Yamaha ne fait pas les choses à moitié lorsqu’il s’agit de s’imposer sur le terrain des scooters trois-roues accessibles avec un permis B. Après avoir proposé la Tri-City en version 125 cc, la marque japonaise hausse le ton et passe à la catégorie supérieure avec un modèle 300 cc. Cette nouvelle Yamaha Tri-City 300 promet d’attirer l’attention, surtout si elle conserve la maniabilité qui a fait la réputation de sa petite sœur. Ce passage au 300 cc ouvre la voie à de toutes nouvelles performances sur la route, sans sacrifier le plaisir de conduite.
Le lancement de la première Tri-City remonte à 2014. Yamaha visait alors un créneau largement dominé par Piaggio, en proposant un scooter trois-roues capable d’incliner dans les virages grâce à la technologie LMW, propre à la marque. Malgré cette innovation, la Tri-City 125 n’a pas véritablement rencontré le succès escompté, laissant le champ libre à la concurrence. Pourtant, Yamaha n’a pas jeté l’éponge. Cinq ans plus tard, le constructeur revient à la charge avec la Tri-City 300, bien décidé à bousculer les habitudes.
Yamaha Tri-City 300 : Un moteur qui change la donne
Avec la Tri-City 300, Yamaha mise sur un bloc bien plus généreux que celui de la 125. La cylindrée grimpe à 300 cc, et même si la marque garde encore quelques secrets sur la mécanique exacte, tout laisse à penser qu’il s’agit d’une version adaptée du moteur Blue Core du X-MAX 300 : un monocylindre moderne de 292 cc pour une puissance de 28 chevaux. Ce moteur a déjà fait ses preuves en matière de souplesse et de dynamisme. Peut-être Yamaha ajustera-t-il la transmission pour offrir plus de réactivité au démarrage ? Quoi qu’il en soit, ce trois-roues s’annonce bien plus à l’aise sur les grands axes, une bonne nouvelle pour les titulaires du permis B qui trouvaient la 125 cc trop limitée hors agglomération.

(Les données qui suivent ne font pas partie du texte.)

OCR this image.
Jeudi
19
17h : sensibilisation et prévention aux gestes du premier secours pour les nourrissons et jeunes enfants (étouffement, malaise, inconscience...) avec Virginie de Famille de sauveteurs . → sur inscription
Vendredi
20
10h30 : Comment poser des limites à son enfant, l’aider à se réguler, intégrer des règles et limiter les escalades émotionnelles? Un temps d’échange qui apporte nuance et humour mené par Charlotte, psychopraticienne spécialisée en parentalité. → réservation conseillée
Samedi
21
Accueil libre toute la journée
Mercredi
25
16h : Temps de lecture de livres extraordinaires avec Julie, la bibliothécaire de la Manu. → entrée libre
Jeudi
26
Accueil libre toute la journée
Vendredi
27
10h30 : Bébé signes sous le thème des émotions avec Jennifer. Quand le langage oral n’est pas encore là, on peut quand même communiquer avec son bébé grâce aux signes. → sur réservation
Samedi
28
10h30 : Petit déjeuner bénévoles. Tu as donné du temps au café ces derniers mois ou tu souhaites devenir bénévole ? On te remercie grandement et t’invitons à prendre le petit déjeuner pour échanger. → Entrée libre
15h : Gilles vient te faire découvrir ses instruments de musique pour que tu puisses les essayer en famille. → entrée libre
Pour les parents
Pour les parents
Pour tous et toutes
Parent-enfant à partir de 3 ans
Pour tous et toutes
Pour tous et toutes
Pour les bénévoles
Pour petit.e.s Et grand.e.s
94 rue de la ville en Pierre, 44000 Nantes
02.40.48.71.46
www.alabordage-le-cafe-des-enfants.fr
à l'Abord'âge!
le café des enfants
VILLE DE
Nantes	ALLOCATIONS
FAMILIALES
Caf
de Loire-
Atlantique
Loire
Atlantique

Blocage de direction : la technologie TLA au service de la stabilité
Sur la Tri-City 125, le blocage de la direction en phase d’arrêt faisait défaut, contrairement à ce que propose Piaggio sur sa gamme MP3. Yamaha rectifie le tir avec ce nouveau modèle : la Tri-City 300 adopte enfin un système de verrouillage, baptisé TLA. Cette évolution n’a rien d’anecdotique. Avec un poids plus conséquent, la stabilité à l’arrêt devient un vrai sujet. L’ajout de cette technologie rapproche la Tri-City 300 de ses concurrentes italiennes et rassure sur le plan de la sécurité, sans renier l’agilité qui caractérise la gamme.
Un style affirmé, dans l’ombre du concept 3CT
Yamaha a soigné la présentation de son nouveau scooter trois-roues. Le design de la Tri-City 300 tranche nettement avec les rondeurs de la 125. Les lignes sont plus tendues, la silhouette évoque les maxi-scooters comme le TMAX, et la finition gagne en prestance. Ce choix n’est pas anodin : Yamaha cible une clientèle plus large, moins marquée par les codes traditionnels du scooter urbain. Dans une vidéo de présentation, le conducteur affiché à l’écran incarne clairement ce virage. Les clins d’œil au concept 3CT présenté l’an passé ne passent pas inaperçus : la Tri-City 300 s’inscrit dans la continuité d’une ambition stylistique assumée.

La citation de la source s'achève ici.